Surgery or physical interventions such as exercise may be hard or impossible to blind. In each case, however, we specify the minimum quality criteria before doing the search or writing the review. We clearly specify the minimum quality criteria in the Methods section of each review.
The systematic search
We base our reviews on systematic searches of Medline, Embase, and the Cochrane Library.
First appraisal: cutting down on 'noise' to hone in on relevant and high-quality SRs of RCTs and individual RCTs
Having completed the initial search, our Information Specialists (ISs) make a first pass assessment of the abstracts of the studies they've identified against the criteria in the review plan. This includes the minimum quality inclusion criteria and other specified criteria such as whether the study included the correct population or examined the intervention of interest.
The IS then excludes all studies not attaining the minimum quality criteria, and sends a list of the remaining studies to the contributor(s) of the review for assessment. This does not mean that these studies will be included in the review: after further examination of the full report, other reasons may lead to an individual study being excluded.

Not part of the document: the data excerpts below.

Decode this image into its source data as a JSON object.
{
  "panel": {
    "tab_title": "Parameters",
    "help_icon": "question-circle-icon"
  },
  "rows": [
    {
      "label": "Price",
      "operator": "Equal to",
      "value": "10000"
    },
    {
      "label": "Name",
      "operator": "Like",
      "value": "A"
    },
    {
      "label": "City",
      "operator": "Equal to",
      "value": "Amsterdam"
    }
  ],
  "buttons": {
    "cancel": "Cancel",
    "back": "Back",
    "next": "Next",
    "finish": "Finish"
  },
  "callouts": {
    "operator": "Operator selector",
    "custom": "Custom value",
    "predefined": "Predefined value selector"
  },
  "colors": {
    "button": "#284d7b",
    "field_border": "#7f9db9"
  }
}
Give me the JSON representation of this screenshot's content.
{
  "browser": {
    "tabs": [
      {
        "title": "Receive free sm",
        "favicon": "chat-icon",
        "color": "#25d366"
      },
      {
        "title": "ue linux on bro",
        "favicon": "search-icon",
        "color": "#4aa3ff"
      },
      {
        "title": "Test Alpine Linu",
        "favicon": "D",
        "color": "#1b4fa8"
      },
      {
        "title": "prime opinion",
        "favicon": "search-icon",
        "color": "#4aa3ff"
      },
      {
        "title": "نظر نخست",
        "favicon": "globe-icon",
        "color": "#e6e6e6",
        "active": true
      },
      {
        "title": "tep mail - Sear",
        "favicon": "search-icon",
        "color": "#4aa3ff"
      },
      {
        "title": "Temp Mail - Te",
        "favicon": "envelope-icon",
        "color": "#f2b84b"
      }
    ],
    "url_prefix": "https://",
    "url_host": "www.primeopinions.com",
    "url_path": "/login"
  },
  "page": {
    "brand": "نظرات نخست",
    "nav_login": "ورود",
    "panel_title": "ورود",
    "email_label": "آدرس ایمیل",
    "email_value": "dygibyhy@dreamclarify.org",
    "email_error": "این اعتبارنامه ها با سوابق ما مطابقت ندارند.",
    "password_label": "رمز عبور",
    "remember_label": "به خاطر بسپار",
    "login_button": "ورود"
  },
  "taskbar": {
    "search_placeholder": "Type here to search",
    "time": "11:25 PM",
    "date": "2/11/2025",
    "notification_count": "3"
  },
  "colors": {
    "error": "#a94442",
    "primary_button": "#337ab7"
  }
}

Second appraisal: the role of contributors
Our expert contributors (their expertise may be clinical or epidemiological, and they often work in a team of contributors with a range of such skills) are often well published, and may have authored previous systematic reviews or RCTs in the area covered by the review.
Having assessed the list of studies appraised by our IS, the contributors obtain full papers of the studies to be included. Using an inclusion/exclusion document, they give reasons for all exclusions.
They then go ahead and report the selected evidence.
Methods or madness
In the case of an update, we perform our systematic search from the search date of the last published version to the present date. We publish the search dates at the beginning of each review, and in the Methods section, which also reports the databases interrogated and the issue date of the Cochrane database searched.
Our Methods also report the type of studies included in that review and the minimum quality criteria for including studies.
Reporting the benefits and harms of treatments
The principles of reporting and synthesising evidence are the same whether we're updating a review or writing a new one from scratch, so the following explanation relates to the more common scenario of updating an existing review.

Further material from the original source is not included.